S. rueppellii larvae were obtained from ‘biopestgroup.com’. CO2 was used for anaesthesia to allow the insects to be sorted from the substrate. The larvae were then flash frozen with liquid N2 and stored at -80°C. The whole process was completed within 48 hours of arrival.
Next Generation Sequencing
i) Illumina genomic sequencing 150 bp paired end data:
417,662,063 reads with a total length of 125.3Gb.
ii) PacBio CLR data, total reads 6,748,327 with a total length of 83.2 Gbp (277x) and a polymerase read length N50 of 63,285bp.
iii) Illumina RNA sequencing 150 bp paired end data: 123,298,454 reads.
iv) Illumina genomic Hi-C sequencing 150 bp paired end data: 21.6Gb
Several assemblers were trialled to generate the assembly (including Canu, DBG2OLC and wtdbg2), however, many struggled to produce a good quality assembly, perhaps due to the high repeat content and heterozygosity of the genome. Flye and Platanus-Allee produced the best quality assemblies. Flye had the best assembly statistics in terms of scaffold N50 (100,207bp with 18 scaffolds >1 million bp) and BUSCO completeness score (99.2%). However, duplication was very high (48.3%) for this assembly, even after subsetting the longest reads to get 150x coverage (duplication was 63.8% prior to subsetting). The total number of scaffolds was 50,164. Platanus-Allee had a lower scaffold N50 (42,845bp with 0 scaffolds >1 million bp) and a slightly lower BUSCO completeness score (97.6%), but duplication was much lower (3.6%). The total number of scaffolds was 67,142.
In order to retain the high contiguity of the Flye assembly, whilst attempting to reduce its high duplication percentage, the Flye and Platanus-Allee assemblies were merged using QuickMerge. Some manual curation was also performed to bring back falsely removed contigs. This resulted in an assembly with a slightly lower completeness score of 96.5%, however, the duplication was reduced to 15.5% whilst preserving most of the long-length scaffolds produced using Flye. The assembly had a scaffold N50 of 67,653bp and a total of 59,284 scaffolds, 16 of which were >1 million bp.
A subsequent round of Purge Haplotigs brought the duplication score down to 4.6% whilst still maintaining a completeness of 95.6%. Scaffold N50 increased to 126,450bp and the total number of scaffolds was reduced to 15,009.
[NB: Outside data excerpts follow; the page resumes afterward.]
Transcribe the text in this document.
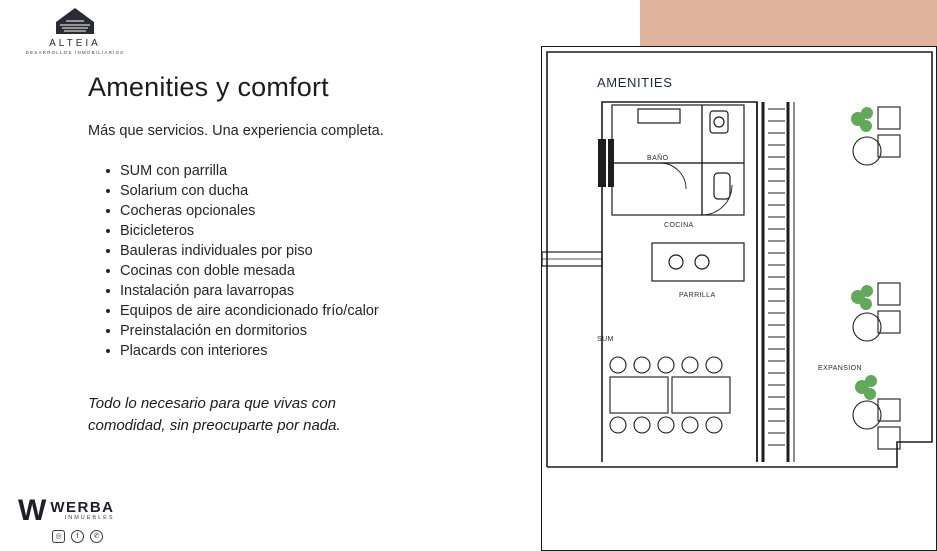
ALTEIA
DESARROLLOS INMOBILIARIOS
Amenities y comfort

Más que servicios. Una experiencia completa.

SUM con parrilla
Solarium con ducha
Cocheras opcionales
Bicicleteros
Bauleras individuales por piso
Cocinas con doble mesada
Instalación para lavarropas
Equipos de aire acondicionado frío/calor
Preinstalación en dormitorios
Placards con interiores
Todo lo necesario para que vivas con
comodidad, sin preocuparte por nada.
W WERBA
INMUEBLES
◎	f	✆
AMENITIES
BAÑO
COCINA
PARRILLA
SUM
EXPANSION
This draft assembly was next used for scaffolding with Hi-C data using the 3D-DNA de novo genome assembly pipeline. This increased the scaffold N50 to 87,361,475 bp, with 5 scaffolds > 10 million bp. The total number of scaffolds was reduced to 11,549, with 6 chromosomal-level scaffolds, numbered by sequence length. There is currently no karyotypic information for S. rueppellii to confirm the correct number of chromosomes, however, this value corresponds to a cytogenetic analysis of Eristalis tenax which had 6 chromosomes. The BUSCO completeness score was reduced to 94.6%, however, a round of Pilon error polishing brought this back up to 96.4% (subsequent rounds of Pilon worsened the BUSCO score). A final run with Purge Haplotigs reduced duplication from 4% to 3%.